Dimerization of NKp46 Receptor Is Essential for NKp46-Mediated Lysis: Characterization of the Dimerization Site by Epitope Mapping

NKp46 is a primary activating receptor of NK cells that is involved in lysis of target cells by NK cells. Previous studies showed that the membrane-proximal domain of NKp46 (NKp46D2) retained the binding of NKp46 to its ligands and is involved in lysis. We studied NKp46D2 by using a peptide-based epitope mapping approach and identified an NKp46D2-derived linear epitope that inhibited NKp46-mediated lysis. The epitope, designated as pep4 (aa 136–155), interacted with NKp46, and lysis by NK cells was inhibited by the presence of pep4. Through modeling and mutagenesis, we showed that pep4 could be involved in NKp46 homodimerization. R145 and D147 contribute to the function of pep4, and R145Q mutation in recombinant NKp46 reduced its binding to target cells. At the cellular level, fluorescent resonance energy transfer analysis revealed that pep4 is indeed involved in dimerization of cell membrane-associated NKp46. We suggest that the NKp46-derived pep4 site is part of the dimerization surface of NKp46 and that NKp46 dimerization contributes to NKp46-mediated lysis by NK cells.

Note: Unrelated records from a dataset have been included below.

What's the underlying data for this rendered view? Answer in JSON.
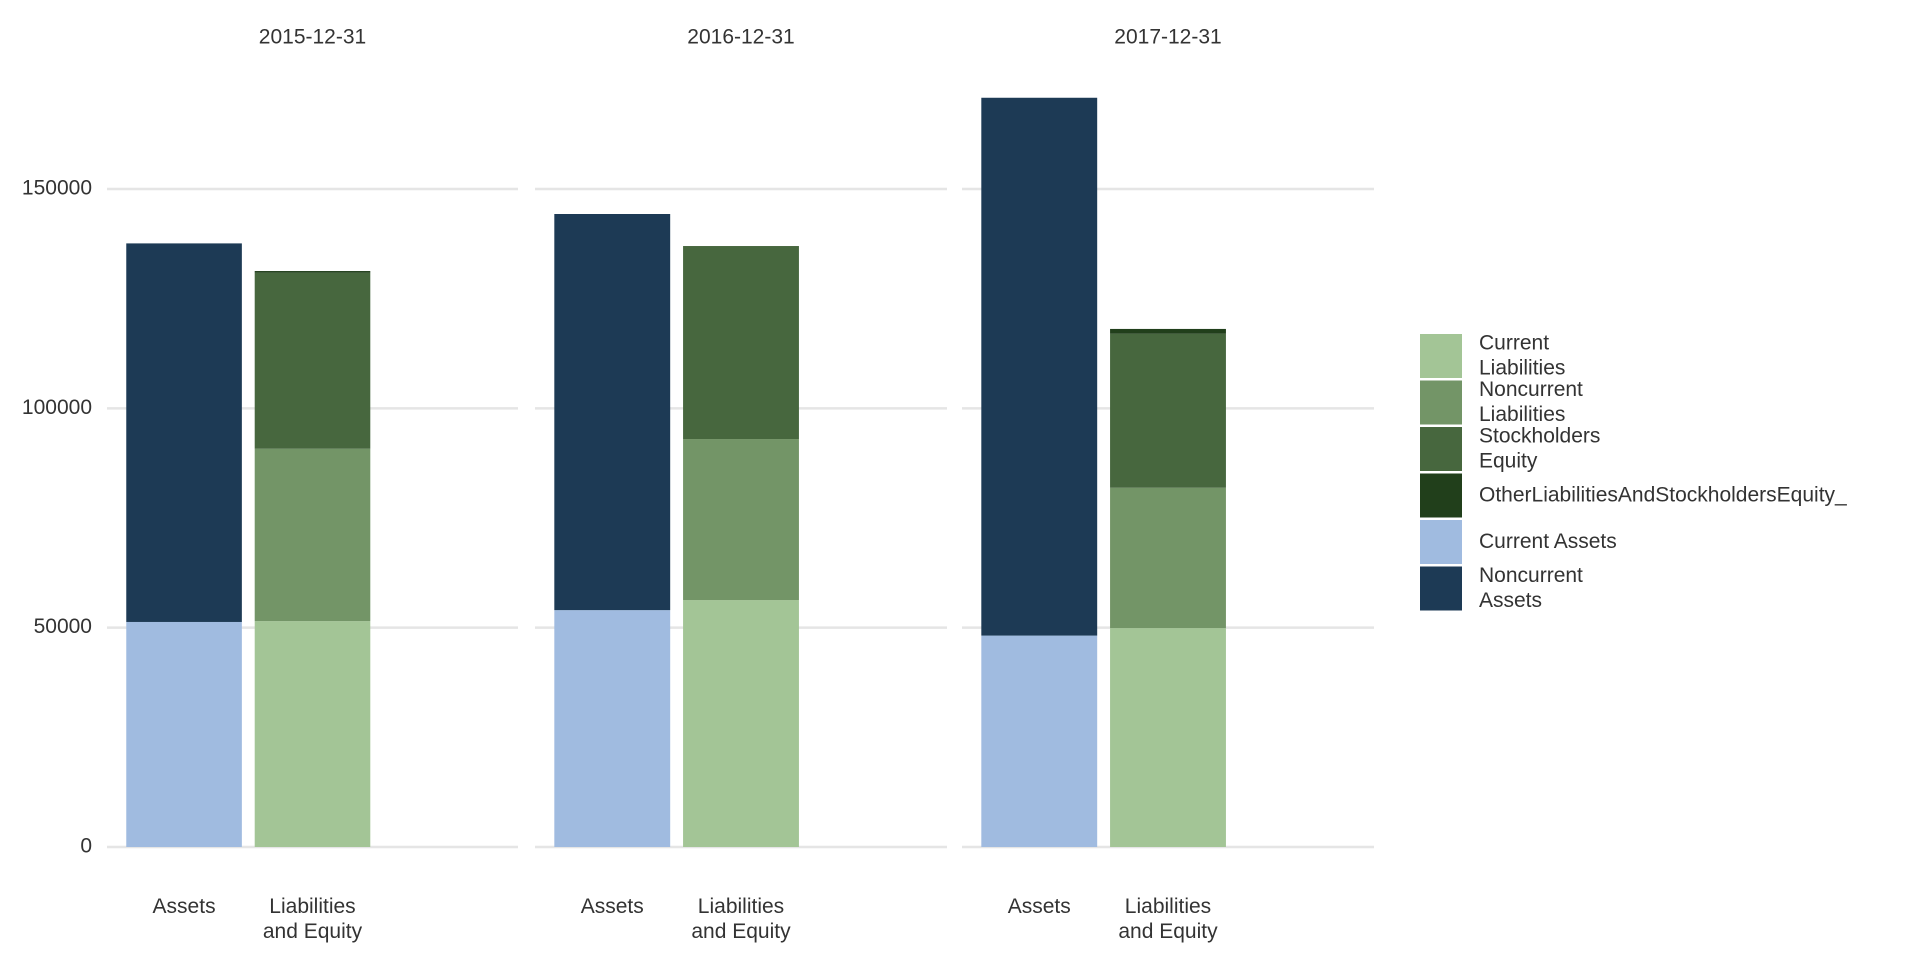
{
  "chart_data": {
    "type": "bar",
    "stacked": true,
    "facets": [
      "2015-12-31",
      "2016-12-31",
      "2017-12-31"
    ],
    "categories": [
      "Assets",
      "Liabilities and Equity"
    ],
    "series": [
      {
        "name": "Current Liabilities",
        "color": "#a3c596",
        "values": [
          [
            null,
            51500
          ],
          [
            null,
            56300
          ],
          [
            null,
            49900
          ]
        ]
      },
      {
        "name": "Noncurrent Liabilities",
        "color": "#739567",
        "values": [
          [
            null,
            39300
          ],
          [
            null,
            36700
          ],
          [
            null,
            32000
          ]
        ]
      },
      {
        "name": "Stockholders Equity",
        "color": "#47673e",
        "values": [
          [
            null,
            40100
          ],
          [
            null,
            44000
          ],
          [
            null,
            35100
          ]
        ]
      },
      {
        "name": "OtherLiabilitiesAndStockholdersEquity_",
        "color": "#213f1b",
        "values": [
          [
            null,
            400
          ],
          [
            null,
            0
          ],
          [
            null,
            1100
          ]
        ]
      },
      {
        "name": "Current Assets",
        "color": "#a0bbe0",
        "values": [
          [
            51300,
            null
          ],
          [
            54000,
            null
          ],
          [
            48200,
            null
          ]
        ]
      },
      {
        "name": "Noncurrent Assets",
        "color": "#1d3a55",
        "values": [
          [
            86300,
            null
          ],
          [
            90300,
            null
          ],
          [
            122600,
            null
          ]
        ]
      }
    ],
    "ylim": [
      0,
      175000
    ],
    "yticks": [
      0,
      50000,
      100000,
      150000
    ],
    "grid": true,
    "legend": "right"
  }
}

Generating NK cell receptor-Fc chimera proteins from 293T cells and considerations of appropriate glycosylation.

The use of recombinant receptors as a scientific tool has become widespread in many research fields. Of particular interest are the natural killer (NK) receptors that play a major role in the immune response against tumors and virus-infected cells. We present here (i) a detailed protocol for the production and purification of soluble recombinant NK cell receptors tagged with human IgG1-Fc (thus termed receptor-Fc chimera or receptor-Ig fusion protein) and (ii) a protocol for cell staining with these recombinant receptor-Fc chimeras. As these recombinant proteins are produced in eukaryotic cells, we further discuss the glycosylation pattern of these receptors that might interfere with their ligand-binding phenotype.